Einen Anhaltspunkt für eine Datierung der beiden Bände Cod. 227 und Cod. 228 gibt das Mainzer Friedgebot von 1437. Was die Lokalisierung des zweibändigen Werks anlangt, so erscheint eine Entstehung in Mainz plausibel; da jedoch der jeweilige Herstellungsort der beiden Vergleichshandschriften in Straßburg und Meiningen nicht genau feststeht und da die Stilbeziehungen zwischen den Gebieten am oberen und am mittleren Rhein in der Buchmalerei der ersten Hlfte des 15. Jahrhunderts noch nicht erschöpfend untersucht wurden, seien hier vorläufig die Rheinlande als Herkunftsgebiet der Dominikanerbände angegeben.

Hs. enthält 3 Fragmente
VSI   Pergament   
Aus drei verschiedenen Handschriften zusammengesetztes Blatt. Das Hauptblatt aus derselben Musikhandschrift wie Hauptblatt und unterer Rand des NS. Der äußere Rand Fragment eines Doppelblatts aus einer kleinformatigen Handschrift.
Schrift:
(Ir) Schriftart: Textualis – Notation
Äußerer Blattrand: Bastarda.
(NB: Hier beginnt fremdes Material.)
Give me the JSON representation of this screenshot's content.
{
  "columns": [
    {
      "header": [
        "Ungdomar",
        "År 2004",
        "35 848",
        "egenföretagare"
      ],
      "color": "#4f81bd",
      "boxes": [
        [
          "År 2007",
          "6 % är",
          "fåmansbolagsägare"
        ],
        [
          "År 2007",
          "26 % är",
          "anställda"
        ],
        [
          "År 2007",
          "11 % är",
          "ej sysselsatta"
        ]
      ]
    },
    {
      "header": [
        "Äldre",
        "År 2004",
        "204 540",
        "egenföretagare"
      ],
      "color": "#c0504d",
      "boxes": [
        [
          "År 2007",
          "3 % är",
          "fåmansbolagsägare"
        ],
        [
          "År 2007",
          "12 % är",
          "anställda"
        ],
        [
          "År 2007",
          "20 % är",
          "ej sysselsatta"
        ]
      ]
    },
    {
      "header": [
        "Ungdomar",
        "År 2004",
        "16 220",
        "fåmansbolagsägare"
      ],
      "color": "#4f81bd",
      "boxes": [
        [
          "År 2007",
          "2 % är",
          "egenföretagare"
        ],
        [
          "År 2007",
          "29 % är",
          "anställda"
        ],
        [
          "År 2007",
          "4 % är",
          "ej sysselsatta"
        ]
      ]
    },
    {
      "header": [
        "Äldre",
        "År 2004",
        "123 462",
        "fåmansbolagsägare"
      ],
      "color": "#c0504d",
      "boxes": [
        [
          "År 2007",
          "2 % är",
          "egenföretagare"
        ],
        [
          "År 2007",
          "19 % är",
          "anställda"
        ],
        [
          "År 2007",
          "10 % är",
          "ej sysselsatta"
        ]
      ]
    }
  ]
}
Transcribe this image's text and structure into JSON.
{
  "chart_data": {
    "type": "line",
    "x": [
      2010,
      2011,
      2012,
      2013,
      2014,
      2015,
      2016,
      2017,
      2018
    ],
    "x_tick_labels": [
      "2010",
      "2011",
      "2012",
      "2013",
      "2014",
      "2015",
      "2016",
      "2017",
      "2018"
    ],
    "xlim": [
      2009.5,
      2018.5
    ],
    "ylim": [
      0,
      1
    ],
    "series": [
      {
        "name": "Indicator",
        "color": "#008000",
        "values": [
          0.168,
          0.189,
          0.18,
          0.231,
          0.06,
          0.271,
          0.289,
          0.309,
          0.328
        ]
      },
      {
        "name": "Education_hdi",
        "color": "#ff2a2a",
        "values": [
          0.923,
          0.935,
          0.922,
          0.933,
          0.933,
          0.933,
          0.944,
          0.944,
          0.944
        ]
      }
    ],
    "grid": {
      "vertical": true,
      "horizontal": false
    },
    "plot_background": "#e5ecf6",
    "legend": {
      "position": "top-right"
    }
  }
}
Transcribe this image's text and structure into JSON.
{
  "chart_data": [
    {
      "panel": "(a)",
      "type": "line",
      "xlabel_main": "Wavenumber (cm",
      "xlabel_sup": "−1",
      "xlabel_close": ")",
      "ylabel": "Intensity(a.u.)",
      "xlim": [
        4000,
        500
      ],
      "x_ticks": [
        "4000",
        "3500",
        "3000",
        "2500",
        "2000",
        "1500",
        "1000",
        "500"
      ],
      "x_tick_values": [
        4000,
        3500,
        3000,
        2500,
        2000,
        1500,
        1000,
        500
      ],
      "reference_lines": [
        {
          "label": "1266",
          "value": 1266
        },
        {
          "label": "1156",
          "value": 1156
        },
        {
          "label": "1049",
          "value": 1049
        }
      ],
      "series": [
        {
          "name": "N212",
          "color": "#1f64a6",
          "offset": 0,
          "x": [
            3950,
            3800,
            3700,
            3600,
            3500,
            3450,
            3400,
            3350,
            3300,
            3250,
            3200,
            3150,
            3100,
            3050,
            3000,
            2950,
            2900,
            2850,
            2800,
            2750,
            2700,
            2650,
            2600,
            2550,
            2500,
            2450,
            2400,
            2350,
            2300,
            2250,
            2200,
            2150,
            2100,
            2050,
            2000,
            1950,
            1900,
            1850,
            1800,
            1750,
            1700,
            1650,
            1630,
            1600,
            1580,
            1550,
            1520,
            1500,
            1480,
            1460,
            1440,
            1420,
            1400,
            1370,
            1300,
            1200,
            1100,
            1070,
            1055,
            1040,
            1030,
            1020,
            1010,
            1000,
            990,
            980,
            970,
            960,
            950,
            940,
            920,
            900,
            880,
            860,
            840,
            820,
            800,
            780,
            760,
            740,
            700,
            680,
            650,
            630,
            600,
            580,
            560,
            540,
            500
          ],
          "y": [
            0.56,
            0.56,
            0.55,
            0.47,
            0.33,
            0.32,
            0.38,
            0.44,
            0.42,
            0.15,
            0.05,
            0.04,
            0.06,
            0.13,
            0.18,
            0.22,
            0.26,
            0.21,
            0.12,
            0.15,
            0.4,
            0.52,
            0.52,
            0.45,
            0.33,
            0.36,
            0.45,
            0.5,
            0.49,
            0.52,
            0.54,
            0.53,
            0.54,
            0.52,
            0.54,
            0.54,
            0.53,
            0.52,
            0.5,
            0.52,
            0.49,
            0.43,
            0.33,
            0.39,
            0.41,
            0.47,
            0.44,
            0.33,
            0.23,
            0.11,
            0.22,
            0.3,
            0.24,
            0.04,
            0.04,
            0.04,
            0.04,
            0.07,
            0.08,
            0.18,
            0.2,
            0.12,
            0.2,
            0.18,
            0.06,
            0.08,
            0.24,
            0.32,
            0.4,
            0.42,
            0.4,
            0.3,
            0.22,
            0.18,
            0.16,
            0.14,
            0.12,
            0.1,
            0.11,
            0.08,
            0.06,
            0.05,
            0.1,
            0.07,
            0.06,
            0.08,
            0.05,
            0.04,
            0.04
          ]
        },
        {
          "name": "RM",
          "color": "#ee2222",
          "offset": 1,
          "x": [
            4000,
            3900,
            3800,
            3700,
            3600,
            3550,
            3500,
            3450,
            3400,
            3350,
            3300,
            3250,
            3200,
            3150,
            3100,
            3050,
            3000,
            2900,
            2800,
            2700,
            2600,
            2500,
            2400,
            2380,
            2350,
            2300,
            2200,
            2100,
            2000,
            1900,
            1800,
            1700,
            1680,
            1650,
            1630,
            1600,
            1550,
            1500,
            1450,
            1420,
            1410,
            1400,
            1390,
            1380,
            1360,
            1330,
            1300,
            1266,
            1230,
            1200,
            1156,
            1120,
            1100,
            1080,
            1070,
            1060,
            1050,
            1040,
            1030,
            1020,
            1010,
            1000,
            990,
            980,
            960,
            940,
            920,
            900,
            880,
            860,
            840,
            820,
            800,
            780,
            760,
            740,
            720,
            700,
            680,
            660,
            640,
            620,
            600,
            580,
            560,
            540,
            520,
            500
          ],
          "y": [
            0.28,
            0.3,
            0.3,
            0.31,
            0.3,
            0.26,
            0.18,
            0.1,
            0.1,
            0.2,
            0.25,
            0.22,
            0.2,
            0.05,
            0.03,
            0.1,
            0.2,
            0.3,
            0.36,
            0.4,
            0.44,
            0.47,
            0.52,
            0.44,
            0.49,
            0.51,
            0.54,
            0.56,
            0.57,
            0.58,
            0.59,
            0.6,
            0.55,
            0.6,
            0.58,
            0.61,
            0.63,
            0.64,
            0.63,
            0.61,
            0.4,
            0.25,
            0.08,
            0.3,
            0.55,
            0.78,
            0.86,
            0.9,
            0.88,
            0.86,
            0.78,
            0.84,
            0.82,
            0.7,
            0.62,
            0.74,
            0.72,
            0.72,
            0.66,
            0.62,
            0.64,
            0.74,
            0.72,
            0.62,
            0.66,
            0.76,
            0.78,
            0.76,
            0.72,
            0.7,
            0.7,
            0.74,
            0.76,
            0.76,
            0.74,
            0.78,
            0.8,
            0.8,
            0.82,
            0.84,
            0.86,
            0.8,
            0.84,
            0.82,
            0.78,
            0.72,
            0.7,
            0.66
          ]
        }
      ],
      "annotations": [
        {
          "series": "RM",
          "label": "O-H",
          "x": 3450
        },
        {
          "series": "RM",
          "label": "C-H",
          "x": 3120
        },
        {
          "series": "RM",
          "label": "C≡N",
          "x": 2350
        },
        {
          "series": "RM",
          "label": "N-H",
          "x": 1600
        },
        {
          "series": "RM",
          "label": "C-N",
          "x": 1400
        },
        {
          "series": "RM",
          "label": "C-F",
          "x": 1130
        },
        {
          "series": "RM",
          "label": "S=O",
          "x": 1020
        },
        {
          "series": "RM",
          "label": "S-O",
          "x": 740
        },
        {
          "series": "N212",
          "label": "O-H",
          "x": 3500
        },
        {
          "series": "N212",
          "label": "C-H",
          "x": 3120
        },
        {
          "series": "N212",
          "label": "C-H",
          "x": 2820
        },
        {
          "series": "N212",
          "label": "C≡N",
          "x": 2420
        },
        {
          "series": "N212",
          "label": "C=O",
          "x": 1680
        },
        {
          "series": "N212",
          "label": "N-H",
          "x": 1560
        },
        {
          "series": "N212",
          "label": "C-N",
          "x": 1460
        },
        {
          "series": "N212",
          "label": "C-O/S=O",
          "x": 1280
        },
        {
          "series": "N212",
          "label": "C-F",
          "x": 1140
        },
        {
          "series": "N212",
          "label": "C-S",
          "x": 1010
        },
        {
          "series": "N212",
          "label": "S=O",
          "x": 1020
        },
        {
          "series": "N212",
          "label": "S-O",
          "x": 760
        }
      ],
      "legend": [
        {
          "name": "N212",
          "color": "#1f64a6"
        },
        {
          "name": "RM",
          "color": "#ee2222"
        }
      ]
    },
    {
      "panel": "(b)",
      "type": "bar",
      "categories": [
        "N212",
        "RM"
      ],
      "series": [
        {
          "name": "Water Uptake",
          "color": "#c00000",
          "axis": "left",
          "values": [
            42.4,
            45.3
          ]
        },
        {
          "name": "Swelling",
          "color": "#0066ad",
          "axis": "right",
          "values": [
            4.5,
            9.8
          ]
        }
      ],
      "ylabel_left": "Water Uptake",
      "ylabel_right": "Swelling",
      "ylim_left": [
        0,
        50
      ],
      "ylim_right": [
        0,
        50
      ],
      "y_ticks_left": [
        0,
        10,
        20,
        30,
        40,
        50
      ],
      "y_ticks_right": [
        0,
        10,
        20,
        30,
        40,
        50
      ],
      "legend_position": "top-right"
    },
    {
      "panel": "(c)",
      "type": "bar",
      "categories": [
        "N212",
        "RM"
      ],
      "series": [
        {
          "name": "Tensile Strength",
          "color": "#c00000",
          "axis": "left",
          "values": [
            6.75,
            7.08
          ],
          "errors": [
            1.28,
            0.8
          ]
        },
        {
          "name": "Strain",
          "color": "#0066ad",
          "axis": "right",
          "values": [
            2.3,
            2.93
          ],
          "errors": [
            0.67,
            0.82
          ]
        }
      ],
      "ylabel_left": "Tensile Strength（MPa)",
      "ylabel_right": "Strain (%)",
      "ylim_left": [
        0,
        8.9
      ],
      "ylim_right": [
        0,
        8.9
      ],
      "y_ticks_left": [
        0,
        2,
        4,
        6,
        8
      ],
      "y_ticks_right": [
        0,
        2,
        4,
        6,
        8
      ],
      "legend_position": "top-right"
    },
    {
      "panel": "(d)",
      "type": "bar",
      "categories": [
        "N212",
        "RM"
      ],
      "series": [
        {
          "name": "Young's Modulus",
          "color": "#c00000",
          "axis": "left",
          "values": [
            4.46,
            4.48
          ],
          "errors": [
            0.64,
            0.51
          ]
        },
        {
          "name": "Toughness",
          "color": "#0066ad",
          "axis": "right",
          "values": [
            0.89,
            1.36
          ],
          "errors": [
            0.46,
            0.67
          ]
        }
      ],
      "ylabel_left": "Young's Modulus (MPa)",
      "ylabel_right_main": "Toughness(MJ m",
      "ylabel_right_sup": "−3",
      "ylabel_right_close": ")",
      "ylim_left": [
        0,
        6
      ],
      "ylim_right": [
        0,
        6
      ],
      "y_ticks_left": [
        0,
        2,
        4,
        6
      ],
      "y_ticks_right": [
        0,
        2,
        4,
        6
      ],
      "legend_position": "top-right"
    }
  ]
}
Unterer Blattrand (Versoseite): Schriftreste am oberen Fragmentrand.
Ausstattung: Rubriziert   
Hauptblatt: rote Überschrift, rote Notenlinien, rote und blaue Lombarden. – Äußerer Rand: rote Paragraphzeichen und Lombarde.
NSI*   Pergament   
Aus drei verschiedenen Handschriften zusammengesetztes Blatt. Der untere Rand aus derselben Handschrift wie das Hauptblatt und wie das Hauptblatt des VS. Der äußere Rand aus zwei weiteren, kleinformatigen Codices.
Schrift:
(I*r-I*v) Schriftart: Textualis – Notation
Fragmente, die den äußeren Rand bilden: Bastarda von zwei verschiedenen Händen.
Ausstattung: Rubriziert   
Hauptblatt: rote Notenlinien, rote und blaue Lombarden. – Weitere Fragmente: rote Lombarden.
HDSHDS   Papier   
Zusammengesetzt aus 3 Fragmenten: zwei Blätter aus derselben Papierhandschrift des 14. Jhs. und, in der Mitte, ein Streifen aus einer weiteren Papierhandschrift.
Schrift:
Schriftart: Bastarda

Einband: Wien     Mitte 15. Jh.     Gotisch     Streicheisenlinien   Blindstempel        
Werkstatt: Wien Dominikanerkloster (EBDB w002390)
Einbandfragment oder Abklatsch vorhanden
Der Einband entspricht demjenigen des Cod. 228/192. Braunes (verbräuntes) Leder über Holzdeckeln. Einige Stempel der Buchbinderwerkstatt EBDB, w002390 (um 1453-1486) zuzuordnen (s016063, s016070), daneben eine Reihe anderer, dort nicht nachgewiesener Stempel (z. B. Buchstabe p in Schild). – Spuren von je fünf runden Buckeln und, auf dem HD, einer Kettenbefestigung. Außerdem Spuren von zwei Hakenschließen, das obere Schließenband erhalten (ohne Schließenhaken), ebenso auf dem HD je fünf Nägel zur Befestigung der Schließenbänder. Die Unterkanten der Deckel mit Metallfüßchen versehen. – Auf dem VD oben Titelschild aus Papier (15. Jh.), unten Reste eines Signaturschilds. Auf dem Rücken oben Reste mehrerer übereinandergeklebter Schilder, unten Rest einer Signatur. – Blattweiser z. T. erhalten. – HDS zusammengesetzt aus zwei zusammengehörigen und einem weiteren Fragment.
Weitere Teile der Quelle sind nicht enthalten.